The code in question uses the aws-sdk for Node, and is fairly simple:
In the response from the call, I get a meta-data structure that includes an “IsTrucated” attribute. If I examine this attribute, it is always set to true if you have a lot of files. That is, S3 will always page your result set (probably to keep the network traffic and memory use reasonable).
This means Amazon is paging the result set for me and I need to continue to make calls back to listObjects method, providing a “Marker” from which to start.
Paging With Markers
If you look at the docs for the aws-sdk, there is a “Markers” parameter we can pass to the listObjects method call. This parameter should either be empty (meaning, start at the beginning of the list), or set to the file Key to specify where the listObjects call should start.
The only problem is, the docs don’t tell you this in the definition of “Marker”. Instead, you have to scroll down to the response definition and look for the “NextMarker” attribute definition, which says this:
If response does not include the NextMaker and it is truncated, you can use the value of the last Key in the response as the marker in the subsequent request to get the next set of object keys.
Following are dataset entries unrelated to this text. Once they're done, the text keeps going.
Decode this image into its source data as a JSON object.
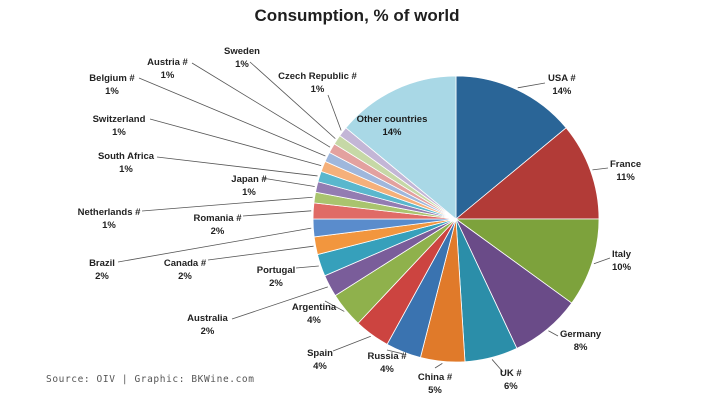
{
  "chart_data": {
    "type": "pie",
    "title": "Consumption, % of world",
    "slices": [
      {
        "name": "USA #",
        "pct_label": "14%",
        "value": 14,
        "color": "#2a6597"
      },
      {
        "name": "France",
        "pct_label": "11%",
        "value": 11,
        "color": "#b23b37"
      },
      {
        "name": "Italy",
        "pct_label": "10%",
        "value": 10,
        "color": "#7da23c"
      },
      {
        "name": "Germany",
        "pct_label": "8%",
        "value": 8,
        "color": "#6a4b88"
      },
      {
        "name": "UK #",
        "pct_label": "6%",
        "value": 6,
        "color": "#2b8ea9"
      },
      {
        "name": "China #",
        "pct_label": "5%",
        "value": 5,
        "color": "#e07a2a"
      },
      {
        "name": "Russia #",
        "pct_label": "4%",
        "value": 4,
        "color": "#3a73b0"
      },
      {
        "name": "Spain",
        "pct_label": "4%",
        "value": 4,
        "color": "#cc4440"
      },
      {
        "name": "Argentina",
        "pct_label": "4%",
        "value": 4,
        "color": "#8fb14c"
      },
      {
        "name": "Australia",
        "pct_label": "2%",
        "value": 2.5,
        "color": "#7a5d9a"
      },
      {
        "name": "Portugal",
        "pct_label": "2%",
        "value": 2.5,
        "color": "#36a0bb"
      },
      {
        "name": "Canada #",
        "pct_label": "2%",
        "value": 2,
        "color": "#f2963e"
      },
      {
        "name": "Brazil",
        "pct_label": "2%",
        "value": 2,
        "color": "#5a8ccc"
      },
      {
        "name": "Romania #",
        "pct_label": "2%",
        "value": 1.8,
        "color": "#e06b66"
      },
      {
        "name": "Netherlands #",
        "pct_label": "1%",
        "value": 1.2,
        "color": "#a9c46e"
      },
      {
        "name": "Japan #",
        "pct_label": "1%",
        "value": 1.2,
        "color": "#937cb2"
      },
      {
        "name": "South Africa",
        "pct_label": "1%",
        "value": 1.2,
        "color": "#5ab7cd"
      },
      {
        "name": "Switzerland",
        "pct_label": "1%",
        "value": 1.2,
        "color": "#f5b07a"
      },
      {
        "name": "Belgium #",
        "pct_label": "1%",
        "value": 1.1,
        "color": "#9fb7dc"
      },
      {
        "name": "Austria #",
        "pct_label": "1%",
        "value": 1.1,
        "color": "#e3a19f"
      },
      {
        "name": "Sweden",
        "pct_label": "1%",
        "value": 1.1,
        "color": "#c6d8a6"
      },
      {
        "name": "Czech Republic #",
        "pct_label": "1%",
        "value": 1.1,
        "color": "#c3b6d6"
      },
      {
        "name": "Other countries",
        "pct_label": "14%",
        "value": 14,
        "color": "#a9d8e6"
      }
    ]
  },
  "source_text": "Source: OIV | Graphic: BKWine.com"
}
That being the case, once the listObjects method executes the callback, you will want to check the “IsTruncated” attribute and make yet another call to AWS with the last Key from the result as the new Marker:
Once you have this in place, you are effectively paging through the list of objects in your S3 bucket.
This particular problem may not show itself when you first start using S3. I’ve been using S3 for several years now, and only just ran into this issue, in fact.
But here’s the real kicker: I hit this problem because I have logging turned on in my S3 bucket, and S3 is returning thousands and thousands and tens of hundreds of thousands of files from my listObjects call.
I ran into this because I didn’t organize my files correctly from the start. I should have used sub-folders for everything instead of putting the core files in the root of the bucket.
So, now I get to go fix that and migrate my files so I can filter the logs out of the listObjects call, using the “prefix” attribute.